Some students are not asking for anything electronic this year. Sophomore Bryan Ferretti said that as a kid he used to want all of the latest video game systems, “but when I got to college I just wasn’t interested in them anymore.” Since then, his interests have gained a more practical slant. So what does he want for Christmas this year?

“Just clothes,” he said. “From Abercrombie. I need some new jeans.”

Even if they are not all interested in the latest technological marvels, GW students still have a taste for some high-priced items.

Junior Dan DiCisso said the top item on his Christmas wish list this year is a trip to Thailand, which he expects to cost about $2,000, and, like many students, he hopes to receive his largest gift from his parents. DiCisso said he felt the best way to ask for this gift was to be up front and to ask his parents to help him with the cost.

“I know (the cost) is pretty large, and I’d subsidize it as much as possible,” he said.

He said that he could ask for something less expensive, like Nintendo’s Game Cube, and have a greater chance of receiving it.

“(But) it’s just not a high priority for me,” he said. “I love to travel.”

The only thing that freshman Sam Farber asked for for Hanukkah was a trip home to California. He said he is looking forward to seeing his family and friends during his three-week visit. Farber said he told his parents that if they got him nothing else, the plane ticket would be enough.

Some students are thinking less about receiving gifts than about giving them.
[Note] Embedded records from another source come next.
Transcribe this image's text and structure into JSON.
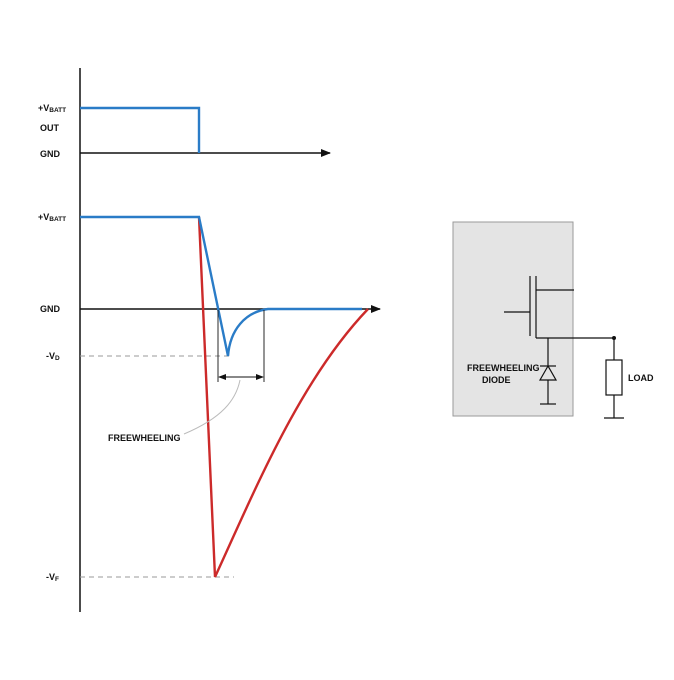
{
  "labels": {
    "vbatt_main": "+V",
    "vbatt_sub": "BATT",
    "out": "OUT",
    "gnd": "GND",
    "vd_main": "-V",
    "vd_sub": "D",
    "vf_main": "-V",
    "vf_sub": "F",
    "freewheeling": "FREEWHEELING",
    "diode_line1": "FREEWHEELING",
    "diode_line2": "DIODE",
    "load": "LOAD"
  },
  "colors": {
    "axis": "#111111",
    "blue_trace": "#2a7cc7",
    "red_trace": "#cc2a2a",
    "dashed": "#9a9a9a",
    "box_fill": "#e4e4e4",
    "box_stroke": "#9a9a9a",
    "circuit": "#111111"
  },
  "icons": {
    "diode": "diode-symbol",
    "load": "resistor-symbol",
    "ground": "ground-symbol",
    "arrow": "arrowhead"
  }
}
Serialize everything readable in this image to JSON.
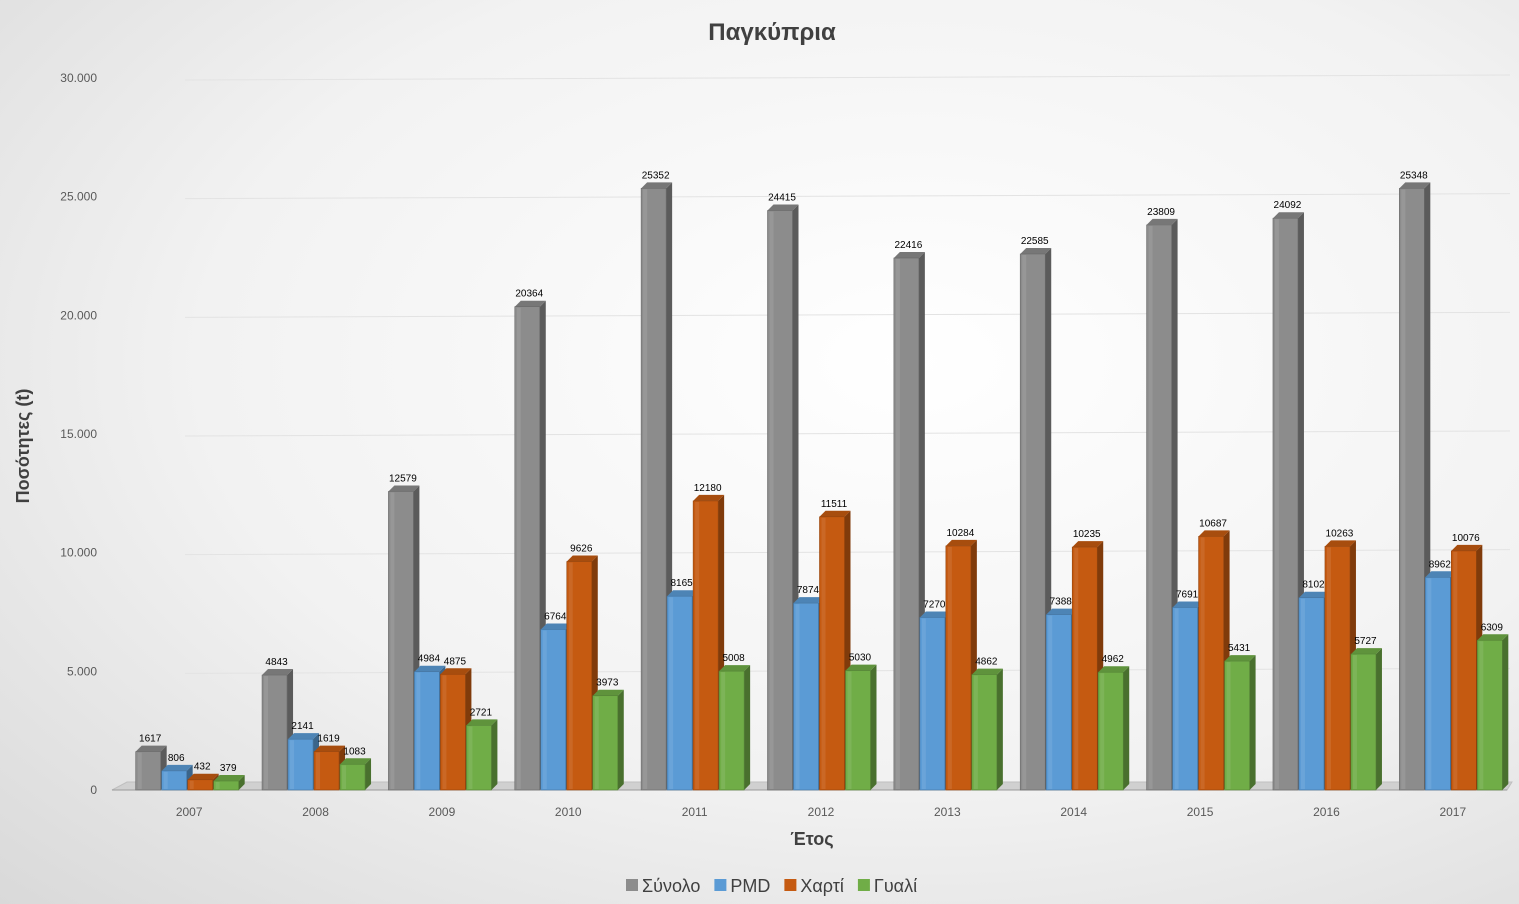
{
  "chart_data": {
    "type": "bar",
    "title": "Παγκύπρια",
    "xlabel": "Έτος",
    "ylabel": "Ποσότητες (t)",
    "categories": [
      "2007",
      "2008",
      "2009",
      "2010",
      "2011",
      "2012",
      "2013",
      "2014",
      "2015",
      "2016",
      "2017"
    ],
    "ylim": [
      0,
      30000
    ],
    "yticks": [
      0,
      5000,
      10000,
      15000,
      20000,
      25000,
      30000
    ],
    "ytick_labels": [
      "0",
      "5.000",
      "10.000",
      "15.000",
      "20.000",
      "25.000",
      "30.000"
    ],
    "grid": true,
    "legend_position": "bottom",
    "series": [
      {
        "name": "Σύνολο",
        "color": "#8c8c8c",
        "values": [
          1617,
          4843,
          12579,
          20364,
          25352,
          24415,
          22416,
          22585,
          23809,
          24092,
          25348
        ]
      },
      {
        "name": "PMD",
        "color": "#5b9bd5",
        "values": [
          806,
          2141,
          4984,
          6764,
          8165,
          7874,
          7270,
          7388,
          7691,
          8102,
          8962
        ]
      },
      {
        "name": "Χαρτί",
        "color": "#c55a11",
        "values": [
          432,
          1619,
          4875,
          9626,
          12180,
          11511,
          10284,
          10235,
          10687,
          10263,
          10076
        ]
      },
      {
        "name": "Γυαλί",
        "color": "#70ad47",
        "values": [
          379,
          1083,
          2721,
          3973,
          5008,
          5030,
          4862,
          4962,
          5431,
          5727,
          6309
        ]
      }
    ]
  }
}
Freshman Lauren Wells did not even consider asking for her ideal gift, the trip to Japan she’s been wanting since she was an exchange student there in high school.

“I know my dad,” she explained. “With all the money (my family is spending) on tuition here, he’d have a fit.”

Wells said she is concerned with getting gifts for her friends more than with creating her own wish list.

“(Gifts) need to be really good – not anything that they would expect,” she said.

Iin getting gifts for friends, many agreed that the gender of the friend is an important factor to consider.

Wells said she will have an easier time buying gifts for her female friends.

“I’m a girl. I know what girls want,” she said, admitting that guys are less picky when it comes to receiving gifts.

Farber agreed.

“Guys are harder to shop for, but no matter what you get them, they’re OK with it,” he said. “With guys, you can just get them whatever. With girls it’s different.”

Dodero said she finds shopping for girls to be harder because they pay more attention to style. Her proven gift-giving strategy?

“Picture frames – you can’t go wrong with that,” she claimed. For guys, Dodero said nice neutral-colored shirts from Gap will do the trick.

All this gift selection can mean a lot of pressure to get things right. But, according to freshman Liz Fretwell, “giving them is fun. It’s picking them out that’s hard.” In the end, though, she said, the whole holiday season is worth the hassle.